Especialistas apontam que este é o sismo mais violento a atingir o país em mais de um século.
A situação ainda é considerada crítica.
De acordo com o presidente do Parlamento venezuelano, Jorge Rodríguez, pelo menos 200 pessoas continuam soterradas e as equipes de resgate correm contra o tempo.
Até o momento, a contagem oficial aponta para 250 prédios que foram completamente destruídos ou que sofreram danos estruturais graves.

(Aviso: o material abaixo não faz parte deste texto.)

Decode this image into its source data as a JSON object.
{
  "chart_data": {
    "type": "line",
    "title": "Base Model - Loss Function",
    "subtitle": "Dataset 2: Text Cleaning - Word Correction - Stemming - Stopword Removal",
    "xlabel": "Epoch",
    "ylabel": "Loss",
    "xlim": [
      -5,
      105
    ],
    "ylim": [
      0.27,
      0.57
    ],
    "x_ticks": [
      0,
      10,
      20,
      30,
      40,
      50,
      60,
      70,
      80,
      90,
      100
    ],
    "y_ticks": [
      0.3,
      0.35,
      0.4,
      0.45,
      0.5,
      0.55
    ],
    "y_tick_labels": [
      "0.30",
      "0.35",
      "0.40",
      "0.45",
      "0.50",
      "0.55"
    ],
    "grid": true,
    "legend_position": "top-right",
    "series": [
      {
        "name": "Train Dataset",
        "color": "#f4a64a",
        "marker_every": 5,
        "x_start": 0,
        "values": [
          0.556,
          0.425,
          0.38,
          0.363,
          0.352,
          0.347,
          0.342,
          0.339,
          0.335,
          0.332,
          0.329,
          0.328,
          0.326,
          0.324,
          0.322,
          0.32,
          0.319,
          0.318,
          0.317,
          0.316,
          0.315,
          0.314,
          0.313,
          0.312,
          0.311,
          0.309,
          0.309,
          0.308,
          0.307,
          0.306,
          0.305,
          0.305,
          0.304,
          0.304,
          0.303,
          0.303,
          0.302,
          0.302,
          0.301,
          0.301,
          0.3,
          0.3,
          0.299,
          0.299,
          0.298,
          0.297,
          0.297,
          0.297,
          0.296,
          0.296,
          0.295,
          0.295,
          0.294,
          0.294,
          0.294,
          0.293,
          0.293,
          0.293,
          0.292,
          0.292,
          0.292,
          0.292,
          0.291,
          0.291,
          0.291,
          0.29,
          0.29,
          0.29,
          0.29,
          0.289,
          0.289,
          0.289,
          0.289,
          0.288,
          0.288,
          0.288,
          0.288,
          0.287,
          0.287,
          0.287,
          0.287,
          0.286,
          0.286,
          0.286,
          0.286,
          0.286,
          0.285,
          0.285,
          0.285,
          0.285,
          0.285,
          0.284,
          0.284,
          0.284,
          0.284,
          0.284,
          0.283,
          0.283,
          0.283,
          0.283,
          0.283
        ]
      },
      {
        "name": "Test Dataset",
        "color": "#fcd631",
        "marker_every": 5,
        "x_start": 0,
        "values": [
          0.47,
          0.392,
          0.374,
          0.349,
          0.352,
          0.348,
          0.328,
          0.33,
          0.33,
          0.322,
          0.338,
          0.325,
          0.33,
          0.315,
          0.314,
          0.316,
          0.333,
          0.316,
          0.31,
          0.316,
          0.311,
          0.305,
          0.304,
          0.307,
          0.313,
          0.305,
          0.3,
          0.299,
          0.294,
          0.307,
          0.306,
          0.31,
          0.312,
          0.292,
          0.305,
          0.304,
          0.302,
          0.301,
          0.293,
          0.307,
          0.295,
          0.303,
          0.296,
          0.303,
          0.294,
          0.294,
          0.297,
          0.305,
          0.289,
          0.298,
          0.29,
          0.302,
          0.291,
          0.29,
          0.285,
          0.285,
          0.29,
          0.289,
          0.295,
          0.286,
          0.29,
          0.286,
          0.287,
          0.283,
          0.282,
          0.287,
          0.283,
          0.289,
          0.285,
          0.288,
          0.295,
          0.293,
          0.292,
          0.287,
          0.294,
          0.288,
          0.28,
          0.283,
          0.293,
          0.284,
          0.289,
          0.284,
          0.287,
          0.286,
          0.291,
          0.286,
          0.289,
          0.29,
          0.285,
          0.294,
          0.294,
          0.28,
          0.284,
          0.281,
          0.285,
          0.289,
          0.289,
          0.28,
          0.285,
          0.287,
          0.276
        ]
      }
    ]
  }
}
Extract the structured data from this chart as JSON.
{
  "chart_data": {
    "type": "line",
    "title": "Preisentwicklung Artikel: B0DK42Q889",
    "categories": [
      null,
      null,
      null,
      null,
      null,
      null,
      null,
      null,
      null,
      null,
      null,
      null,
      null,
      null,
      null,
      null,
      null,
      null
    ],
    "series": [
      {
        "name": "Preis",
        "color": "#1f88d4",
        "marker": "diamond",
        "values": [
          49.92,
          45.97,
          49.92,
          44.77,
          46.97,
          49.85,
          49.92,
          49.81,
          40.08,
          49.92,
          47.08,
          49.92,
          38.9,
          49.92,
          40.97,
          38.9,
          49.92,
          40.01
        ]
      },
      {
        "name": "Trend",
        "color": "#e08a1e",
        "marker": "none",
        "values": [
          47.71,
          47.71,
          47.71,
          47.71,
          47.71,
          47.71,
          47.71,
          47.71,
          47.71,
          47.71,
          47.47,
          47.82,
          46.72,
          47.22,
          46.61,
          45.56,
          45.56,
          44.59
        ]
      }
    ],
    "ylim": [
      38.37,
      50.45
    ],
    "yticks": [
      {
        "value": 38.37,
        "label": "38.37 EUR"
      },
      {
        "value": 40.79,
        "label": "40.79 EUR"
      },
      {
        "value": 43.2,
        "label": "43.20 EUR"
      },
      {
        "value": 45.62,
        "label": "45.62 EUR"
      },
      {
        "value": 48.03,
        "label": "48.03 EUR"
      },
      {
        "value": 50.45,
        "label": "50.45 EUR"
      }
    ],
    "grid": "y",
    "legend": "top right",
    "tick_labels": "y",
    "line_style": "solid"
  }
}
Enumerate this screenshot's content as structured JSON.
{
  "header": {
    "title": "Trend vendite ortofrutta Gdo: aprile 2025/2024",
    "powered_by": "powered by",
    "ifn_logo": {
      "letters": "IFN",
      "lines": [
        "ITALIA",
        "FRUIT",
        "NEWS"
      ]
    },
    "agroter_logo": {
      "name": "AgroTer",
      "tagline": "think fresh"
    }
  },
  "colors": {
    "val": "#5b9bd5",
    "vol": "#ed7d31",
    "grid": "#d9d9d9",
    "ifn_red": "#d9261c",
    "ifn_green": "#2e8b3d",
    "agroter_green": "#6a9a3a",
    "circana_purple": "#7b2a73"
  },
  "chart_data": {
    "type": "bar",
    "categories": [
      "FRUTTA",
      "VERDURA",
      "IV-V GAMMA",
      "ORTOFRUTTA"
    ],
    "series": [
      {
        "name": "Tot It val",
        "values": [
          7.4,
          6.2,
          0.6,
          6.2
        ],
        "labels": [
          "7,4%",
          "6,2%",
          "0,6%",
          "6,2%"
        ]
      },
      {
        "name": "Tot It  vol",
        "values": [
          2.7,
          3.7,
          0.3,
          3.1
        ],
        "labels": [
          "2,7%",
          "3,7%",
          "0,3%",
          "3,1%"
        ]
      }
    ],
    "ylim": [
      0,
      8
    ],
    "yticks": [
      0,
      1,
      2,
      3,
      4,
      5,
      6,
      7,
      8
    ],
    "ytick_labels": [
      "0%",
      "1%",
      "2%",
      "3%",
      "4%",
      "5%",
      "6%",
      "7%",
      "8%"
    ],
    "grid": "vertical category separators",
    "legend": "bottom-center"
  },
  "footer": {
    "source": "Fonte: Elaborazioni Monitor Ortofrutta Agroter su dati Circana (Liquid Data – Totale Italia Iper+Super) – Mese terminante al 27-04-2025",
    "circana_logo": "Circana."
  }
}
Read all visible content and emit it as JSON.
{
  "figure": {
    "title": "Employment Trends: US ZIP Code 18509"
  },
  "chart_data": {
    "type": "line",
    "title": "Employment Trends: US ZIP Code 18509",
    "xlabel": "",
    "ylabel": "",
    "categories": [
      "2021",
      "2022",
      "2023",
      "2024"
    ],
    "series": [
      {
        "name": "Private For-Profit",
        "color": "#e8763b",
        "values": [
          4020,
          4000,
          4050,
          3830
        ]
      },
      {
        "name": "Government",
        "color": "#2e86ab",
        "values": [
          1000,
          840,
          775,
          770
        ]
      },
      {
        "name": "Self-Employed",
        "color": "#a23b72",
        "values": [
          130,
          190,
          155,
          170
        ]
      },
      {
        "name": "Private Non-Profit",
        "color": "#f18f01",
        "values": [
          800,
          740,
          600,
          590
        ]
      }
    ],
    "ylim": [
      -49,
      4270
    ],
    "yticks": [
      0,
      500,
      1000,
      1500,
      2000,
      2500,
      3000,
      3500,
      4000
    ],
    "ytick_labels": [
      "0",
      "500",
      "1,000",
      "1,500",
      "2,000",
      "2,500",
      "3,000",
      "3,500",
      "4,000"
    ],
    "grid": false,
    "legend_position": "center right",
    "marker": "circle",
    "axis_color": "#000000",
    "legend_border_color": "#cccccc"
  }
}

Zona de desastre e militarização
Em pronunciamento, a presidente interina da Venezuela, Delcy Rodríguez, alertou que os números atuais são provisórios e podem saltar drasticamente nas próximas horas. Organizações internacionais, como a Organização das Nações Unidas (ONU) e o Serviço Geológico dos EUA (USGS), estimam um impacto humanitário ainda maior, considerando a alta densidade demográfica das áreas afetadas e a vulnerabilidade da infraestrutura local.
Como resposta imediata à crise, o governo decretou "zona de desastre" e anunciou a militarização do estado costeiro de La Guaira, nos arredores de Caracas, uma das regiões mais castigadas pelos tremores.
O objetivo é conter saques, organizar a distribuição de ajuda humanitária e acelerar a desobstrução das vias públicas.
As operações de busca por sobreviventes continuam em meio a escombros e sob o temor de novos tremores secundários.